Überall? Nein! In Frankreich, um genau zu sein bei dem TK-Ausrüster Alcatel mit Sitz in Paris, hörte man anscheinend nicht auf, dieser Entwicklung unbeugsam Widerstand zu leisten. In dieser nach wie vor erstaunlichen Stadt residiert Alcatel-CEO Serge Tchuruk, und dieser schien an die Stärke der Vision eines weltumfassenden Netzwerkers zu glauben. Der nahe am Konkurs dahin schlitternde TK-Riese Lucent mit seinen rund 100.000 Mitarbeitern bot sich zur Übernahme an; im Fall einer Übernahme wäre mit insgesamt 210.000 Angestellten der weltweit größte Telekomausrüster mit einem Umsatz von 140 Milliarden Mark entstanden.

Doch Tchuruk (und seine Berater) wusste, wie nahe dieses Vorhaben am Wasser gebaut wäre.

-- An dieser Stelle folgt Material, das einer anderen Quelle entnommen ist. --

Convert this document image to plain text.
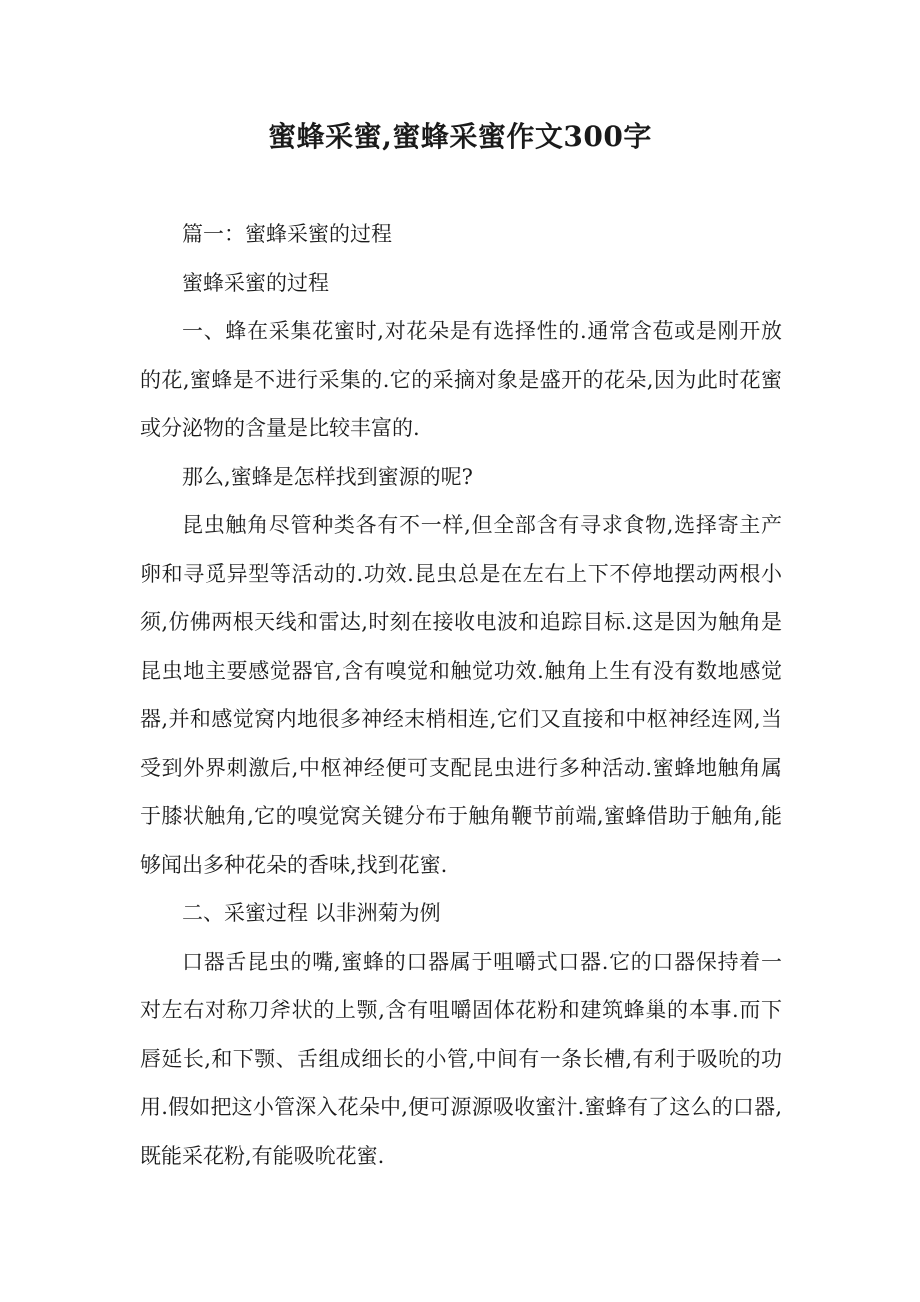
蜜蜂采蜜,蜜蜂采蜜作文300字

篇一：蜜蜂采蜜的过程

蜜蜂采蜜的过程

一、蜂在采集花蜜时,对花朵是有选择性的.通常含苞或是刚开放的花,蜜蜂是不进行采集的.它的采摘对象是盛开的花朵,因为此时花蜜或分泌物的含量是比较丰富的.

那么,蜜蜂是怎样找到蜜源的呢?

昆虫触角尽管种类各有不一样,但全部含有寻求食物,选择寄主产卵和寻觅异型等活动的.功效.昆虫总是在左右上下不停地摆动两根小须,仿佛两根天线和雷达,时刻在接收电波和追踪目标.这是因为触角是昆虫地主要感觉器官,含有嗅觉和触觉功效.触角上生有没有数地感觉器,并和感觉窝内地很多神经末梢相连,它们又直接和中枢神经连网,当受到外界刺激后,中枢神经便可支配昆虫进行多种活动.蜜蜂地触角属于膝状触角,它的嗅觉窝关键分布于触角鞭节前端,蜜蜂借助于触角,能够闻出多种花朵的香味,找到花蜜.

二、采蜜过程 以非洲菊为例

口器舌昆虫的嘴,蜜蜂的口器属于咀嚼式口器.它的口器保持着一对左右对称刀斧状的上颚,含有咀嚼固体花粉和建筑蜂巢的本事.而下唇延长,和下颚、舌组成细长的小管,中间有一条长槽,有利于吸吮的功用.假如把这小管深入花朵中,便可源源吸收蜜汁.蜜蜂有了这么的口器,既能采花粉,有能吸吮花蜜.
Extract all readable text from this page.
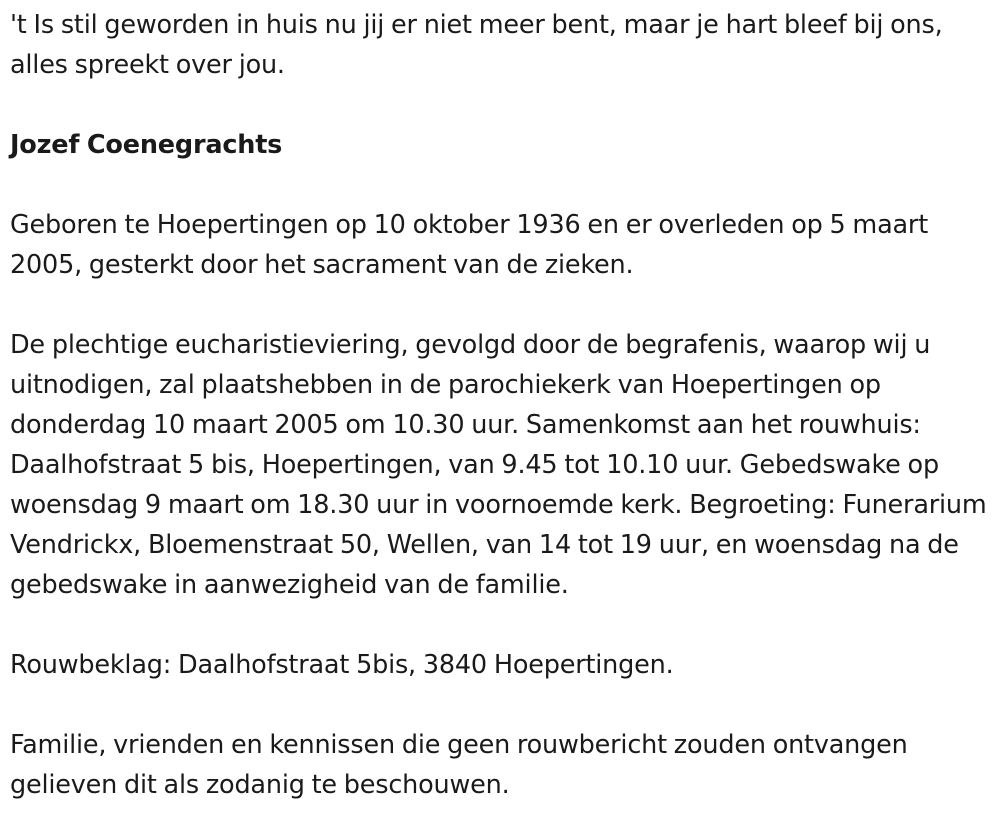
't Is stil geworden in huis nu jij er niet meer bent, maar je hart bleef bij ons, alles spreekt over jou.

Jozef Coenegrachts

Geboren te Hoepertingen op 10 oktober 1936 en er overleden op 5 maart 2005, gesterkt door het sacrament van de zieken.

De plechtige eucharistieviering, gevolgd door de begrafenis, waarop wij u uitnodigen, zal plaatshebben in de parochiekerk van Hoepertingen op donderdag 10 maart 2005 om 10.30 uur. Samenkomst aan het rouwhuis: Daalhofstraat 5 bis, Hoepertingen, van 9.45 tot 10.10 uur. Gebedswake op woensdag 9 maart om 18.30 uur in voornoemde kerk. Begroeting: Funerarium Vendrickx, Bloemenstraat 50, Wellen, van 14 tot 19 uur, en woensdag na de gebedswake in aanwezigheid van de familie.

Rouwbeklag: Daalhofstraat 5bis, 3840 Hoepertingen.

Familie, vrienden en kennissen die geen rouwbericht zouden ontvangen gelieven dit als zodanig te beschouwen.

Ein Blick auf den amerikanischen Markt für Telekommunikation, auf Portale und E-Kommerz-Marktplätze genügte ihm, um zu wissen: Aller Wahrscheinlichkeit würde die Fusion tränenreich.

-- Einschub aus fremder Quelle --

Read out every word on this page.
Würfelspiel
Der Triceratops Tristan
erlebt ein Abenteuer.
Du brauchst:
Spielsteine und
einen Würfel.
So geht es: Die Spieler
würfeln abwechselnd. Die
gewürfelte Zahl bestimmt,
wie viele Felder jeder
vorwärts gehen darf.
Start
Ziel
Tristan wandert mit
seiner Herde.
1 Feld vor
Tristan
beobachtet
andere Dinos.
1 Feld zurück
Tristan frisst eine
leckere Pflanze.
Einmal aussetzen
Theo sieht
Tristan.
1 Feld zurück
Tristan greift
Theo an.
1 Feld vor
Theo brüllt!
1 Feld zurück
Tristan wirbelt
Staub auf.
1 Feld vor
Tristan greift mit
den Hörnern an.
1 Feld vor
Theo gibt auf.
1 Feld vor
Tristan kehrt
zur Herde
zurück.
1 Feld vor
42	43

Gleichwohl mietete sich Tchuruk für zwei lange Wochen im Olymp der Fusionsversuche ein. Warum? Wer dort aufspielt, dem hört man garantiert zu. Und den kommentiert man. Und tatsächlich war ab dem ersten Auftritt die Kommentatorenriege vollständig versammelt. Analysten und Presse gaben sich ein Stelldichein. Sie besprachen jeden Ton; sie wälzten die Geschichte der IT-Übernahmen seit 1995 (siehe "Neue Zürcher Zeitung"), besprachen Für und Wider der amerikanischen Fondsbeteiligungen und erkundeten sogar die psychologische Verfassung amerikanischer Senatoren. Dass sie damit jeden Tag witzige, verwegene, vor allem aber auch marktnahe und überdies kostenlose Kommentare zur geplanten Übernahme ablieferten, daran störte sich Tchuruk gewiss nicht. Er vernahm sie, studierte sie - und nach zwei Wochen schloss er: Die Fusion ist falsch.

So verließ er den Olymp und blies die Fusion ab. Angeblich konnten sich Alcatel und Lucent nicht auf die Zusammensetzung des "Board of Directors" einigen.... Womit bewiesen ist: Auch in Paris hat man verstanden, dass dem Festmahl eine Analyse des Netzwerkmarktes vorhergeht.

Wolfgang Leierseder

wleierseder@computerpartner.de

PS: In einem internen Papier von Alcatel findet sich der Satz: "Kein anderes Unternehmen ist so gleichmäßig über die Kontinente verteilt wie wir (nur 20 Prozent des Umsatzes in den USA)."